Janet Martin’s kindergarten class has been collecting school supplies for the last two weeks to assemble school kits for children around the world. They will be sent through Mennonite Central Committee.
Lori Martin’s son Isaac is in the class and she volunteers with the class every other week. She used to work for MCC and decided to present the idea to the class.
“I’m pretty familiar with all the kits and I thought this one is probably the easiest for kids to identify with. I always find with Christmas and all the consumerism hubbub that it’s kind of nice to shift the focus a little bit,” Lori said.
The students were excited about the idea right from the get go. They estimate they collected enough items for 10 to 15 kits.
“I send a letter home every week and I think [Lori] came in on a Thursday. I had a couple parents actually contact me Friday because my letter doesn’t go home until Friday but they had gone home [on Thursday] and said ‘I need to bring stuff in.’ They were so excited about it right away,” Janet said.

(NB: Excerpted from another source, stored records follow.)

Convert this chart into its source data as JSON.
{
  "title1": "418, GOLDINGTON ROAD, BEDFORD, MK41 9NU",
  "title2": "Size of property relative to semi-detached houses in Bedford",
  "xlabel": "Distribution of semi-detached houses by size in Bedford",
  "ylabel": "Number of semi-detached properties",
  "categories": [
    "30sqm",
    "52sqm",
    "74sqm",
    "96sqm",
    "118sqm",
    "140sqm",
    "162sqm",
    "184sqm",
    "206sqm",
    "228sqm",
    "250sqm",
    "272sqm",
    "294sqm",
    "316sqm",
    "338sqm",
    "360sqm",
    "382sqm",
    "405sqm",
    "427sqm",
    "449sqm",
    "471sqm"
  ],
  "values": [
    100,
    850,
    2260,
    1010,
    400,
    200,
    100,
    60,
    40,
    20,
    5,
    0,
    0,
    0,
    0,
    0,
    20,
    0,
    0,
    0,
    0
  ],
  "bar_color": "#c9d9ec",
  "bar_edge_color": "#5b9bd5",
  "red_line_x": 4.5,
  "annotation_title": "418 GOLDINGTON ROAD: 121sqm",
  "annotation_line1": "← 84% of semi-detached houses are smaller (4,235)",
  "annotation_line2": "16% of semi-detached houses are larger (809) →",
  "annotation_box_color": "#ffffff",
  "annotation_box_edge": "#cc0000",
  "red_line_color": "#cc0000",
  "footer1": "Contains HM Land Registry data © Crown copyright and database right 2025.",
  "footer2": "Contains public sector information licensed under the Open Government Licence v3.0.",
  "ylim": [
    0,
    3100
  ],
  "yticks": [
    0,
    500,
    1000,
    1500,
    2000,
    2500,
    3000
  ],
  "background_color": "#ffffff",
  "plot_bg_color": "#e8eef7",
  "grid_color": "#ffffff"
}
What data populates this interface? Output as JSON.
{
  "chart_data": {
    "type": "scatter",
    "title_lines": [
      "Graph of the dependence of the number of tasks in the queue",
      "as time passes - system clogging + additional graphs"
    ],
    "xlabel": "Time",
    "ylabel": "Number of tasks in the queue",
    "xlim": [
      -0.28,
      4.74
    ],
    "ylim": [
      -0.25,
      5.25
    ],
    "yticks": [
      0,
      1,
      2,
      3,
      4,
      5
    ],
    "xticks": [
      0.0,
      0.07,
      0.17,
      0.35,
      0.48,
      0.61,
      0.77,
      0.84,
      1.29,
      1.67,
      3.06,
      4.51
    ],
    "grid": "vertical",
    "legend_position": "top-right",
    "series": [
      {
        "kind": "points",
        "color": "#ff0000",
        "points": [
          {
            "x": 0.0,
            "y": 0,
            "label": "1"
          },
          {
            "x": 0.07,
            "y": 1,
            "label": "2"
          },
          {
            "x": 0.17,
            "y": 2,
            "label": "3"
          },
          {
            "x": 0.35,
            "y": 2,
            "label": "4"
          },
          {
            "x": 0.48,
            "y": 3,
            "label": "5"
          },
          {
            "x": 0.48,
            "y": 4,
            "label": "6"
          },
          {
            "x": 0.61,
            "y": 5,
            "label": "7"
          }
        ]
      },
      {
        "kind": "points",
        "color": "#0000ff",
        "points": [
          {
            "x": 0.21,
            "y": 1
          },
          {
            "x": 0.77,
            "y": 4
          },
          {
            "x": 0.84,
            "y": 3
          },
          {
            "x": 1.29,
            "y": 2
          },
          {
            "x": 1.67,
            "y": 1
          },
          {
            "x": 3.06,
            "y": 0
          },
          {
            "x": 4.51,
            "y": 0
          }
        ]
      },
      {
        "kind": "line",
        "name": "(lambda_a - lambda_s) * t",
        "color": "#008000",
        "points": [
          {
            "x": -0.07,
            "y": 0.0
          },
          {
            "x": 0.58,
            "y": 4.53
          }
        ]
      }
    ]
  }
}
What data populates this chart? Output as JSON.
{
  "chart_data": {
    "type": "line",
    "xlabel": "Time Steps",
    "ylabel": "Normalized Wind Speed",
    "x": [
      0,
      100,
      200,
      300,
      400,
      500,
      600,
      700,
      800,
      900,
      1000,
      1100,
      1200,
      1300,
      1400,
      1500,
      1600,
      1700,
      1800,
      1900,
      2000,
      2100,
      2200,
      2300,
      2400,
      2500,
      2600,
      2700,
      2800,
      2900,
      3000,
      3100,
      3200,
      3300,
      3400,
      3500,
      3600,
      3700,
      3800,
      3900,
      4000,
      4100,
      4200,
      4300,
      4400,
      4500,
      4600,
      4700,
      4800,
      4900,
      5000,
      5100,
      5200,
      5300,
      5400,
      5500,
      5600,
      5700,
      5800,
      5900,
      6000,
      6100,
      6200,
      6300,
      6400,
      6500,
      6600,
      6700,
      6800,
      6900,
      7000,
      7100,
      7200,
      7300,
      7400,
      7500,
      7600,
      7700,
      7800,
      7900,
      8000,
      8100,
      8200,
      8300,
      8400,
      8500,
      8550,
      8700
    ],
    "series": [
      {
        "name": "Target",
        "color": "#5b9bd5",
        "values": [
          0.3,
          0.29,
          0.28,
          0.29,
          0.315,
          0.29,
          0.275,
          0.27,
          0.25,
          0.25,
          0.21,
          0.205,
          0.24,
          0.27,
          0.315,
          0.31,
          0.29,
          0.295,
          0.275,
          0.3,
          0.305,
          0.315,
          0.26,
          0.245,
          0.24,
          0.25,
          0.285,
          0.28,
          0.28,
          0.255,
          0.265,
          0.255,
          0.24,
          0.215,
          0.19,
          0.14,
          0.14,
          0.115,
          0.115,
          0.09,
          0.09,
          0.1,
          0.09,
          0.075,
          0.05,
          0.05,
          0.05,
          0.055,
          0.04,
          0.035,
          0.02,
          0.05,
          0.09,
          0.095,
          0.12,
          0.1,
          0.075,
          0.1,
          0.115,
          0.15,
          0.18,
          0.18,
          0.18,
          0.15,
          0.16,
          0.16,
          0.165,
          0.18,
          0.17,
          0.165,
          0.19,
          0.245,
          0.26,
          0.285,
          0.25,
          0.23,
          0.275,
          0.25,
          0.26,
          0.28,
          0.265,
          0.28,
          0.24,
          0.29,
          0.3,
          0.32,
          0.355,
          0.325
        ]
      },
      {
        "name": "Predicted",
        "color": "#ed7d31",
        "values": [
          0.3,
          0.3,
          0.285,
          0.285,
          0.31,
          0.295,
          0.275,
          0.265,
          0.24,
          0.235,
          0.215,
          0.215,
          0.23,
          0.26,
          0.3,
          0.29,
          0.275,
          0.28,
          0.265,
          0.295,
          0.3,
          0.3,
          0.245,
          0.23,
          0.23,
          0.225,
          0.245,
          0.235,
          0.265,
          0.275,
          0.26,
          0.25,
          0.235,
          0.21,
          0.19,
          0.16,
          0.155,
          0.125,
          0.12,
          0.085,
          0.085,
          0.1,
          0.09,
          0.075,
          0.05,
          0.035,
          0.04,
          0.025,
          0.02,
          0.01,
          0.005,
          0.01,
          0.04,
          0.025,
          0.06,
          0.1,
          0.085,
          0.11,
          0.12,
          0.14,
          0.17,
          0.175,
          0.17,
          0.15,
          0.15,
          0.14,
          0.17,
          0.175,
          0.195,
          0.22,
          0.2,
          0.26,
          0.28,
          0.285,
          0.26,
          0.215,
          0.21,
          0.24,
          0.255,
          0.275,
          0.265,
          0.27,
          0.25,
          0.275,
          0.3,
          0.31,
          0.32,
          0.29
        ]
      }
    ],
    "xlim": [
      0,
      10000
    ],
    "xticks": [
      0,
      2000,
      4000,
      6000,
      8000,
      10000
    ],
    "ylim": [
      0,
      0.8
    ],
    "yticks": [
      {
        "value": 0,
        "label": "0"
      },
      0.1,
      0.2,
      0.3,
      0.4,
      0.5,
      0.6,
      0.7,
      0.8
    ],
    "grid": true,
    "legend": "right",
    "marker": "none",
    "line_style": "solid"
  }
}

Janet says it’s been a great project for the students to open up their world a little wider. Needing school supplies is something they can relate to because the items in the kits are things the Floradale students use every day. Janet made a point to talk to the class about how there are many children in Ontario and across the globe who can’t afford school supplies.
“I had one little guy say ‘these pencils are from my mom and these pencils are from my collection.’ That was really cool for them to do that,” Janet said.
Some students kept forgetting to bring in items, but when reminded at school they said how they really wanted to bring them in. Janet used it as a learning activity by having the students write themselves a reminder note to take home.
And the next day, lo and behold, they remembered to bring in the items.
“They’ve done so well. A lot of them did not just bring in one thing, they brought in multiple things,” Janet said.
The kits include four spiral or perforated notebooks of 140 pages each, eight unsharpened pencils, one flat, flexible plastic ruler indicating both 30 cm and 12 inches, 12 coloured pencils in the package and one large pencil eraser.
Lori explains every child receives an identical amount of items in their kit.
The school kits are distributed in reusable drawstring cloth bags, which are made by volunteers. She notes many sewing clubs volunteer to make the bags.
And it’s been a great activity to watch her son become engaged with.
“I went out and got the stuff, Isaac had asked me to get it, but it wasn’t like ‘here, you’ve got to take this to school for Mrs. Martin.’ He was like ‘oh, when can I take my stuff?’” Lori said.
MCC shipped 89,958 school kits last year to countries like Jordan, Syria, Bosnia and Herzegovina, Lebanon, Haiti, the U.S., Serbia and Honduras. For others looking to participate, completed kits can be dropped off at the MCC office in Kitchener or the MCC Thrift Shop in Elmira.
Janet says the best part of this has been watching the students being able to give back at such a young age.
“I think that’s what’s made it real, that there are kids just like me, the same age, that don’t have these things every day at school. And now I’m allowing them to have what I have at my school. I think that’s the biggest thing. The excitement in knowing they’re helping other children,” Janet said.